All Peter Pan behavior isn’t as brash as bad-boy behavior or carefree behavior. Sometimes it’s more subtle. Just as carefree behavior stops businesses from growing, so does failing to embrace newer, more efficient technology. Continuing to rely on older, less effective ways of running our businesses because “they worked in the past” does not make good business sense. Horses and buggies worked in the past, too, as did mimeograph machines, but I wouldn’t want to rely on them to keep my company competitive in today’s market.

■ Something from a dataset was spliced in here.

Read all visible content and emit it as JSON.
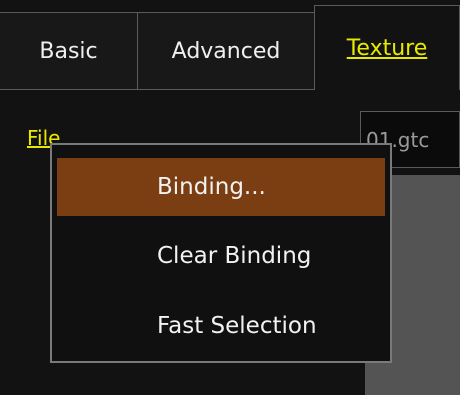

Anyone who knows me knows I am the last person to cast stones in this regard. At some point in my life, I must have had a “technology bypass,” and I continue to struggle with technology to this day—much to the amusement of the people in my organization. Fortunately for me, I have some very technically savvy people around me who do a good job.
Failure to embrace new technology comes at a steep cost, both competitively and intellectually. Companies who embrace new technology easily gain a competitive advantage over companies that don’t. Business owners who fail to embrace new technologies end up clinging to a past that, for the most part, never really existed and deny themselves the psychological and emotional rewards that come with learning new things and growing intellectually.
Peter Pan is a wonderful fairytale that takes many of us back to our childhoods. But as we learn by the end of the story, there comes a time when we have to grow up and accept the responsibilities of adulthood. When our businesses, our families and our employees’ families depend on our ability to do so, it’s easy to see why we’re better off making that transition sooner rather than later.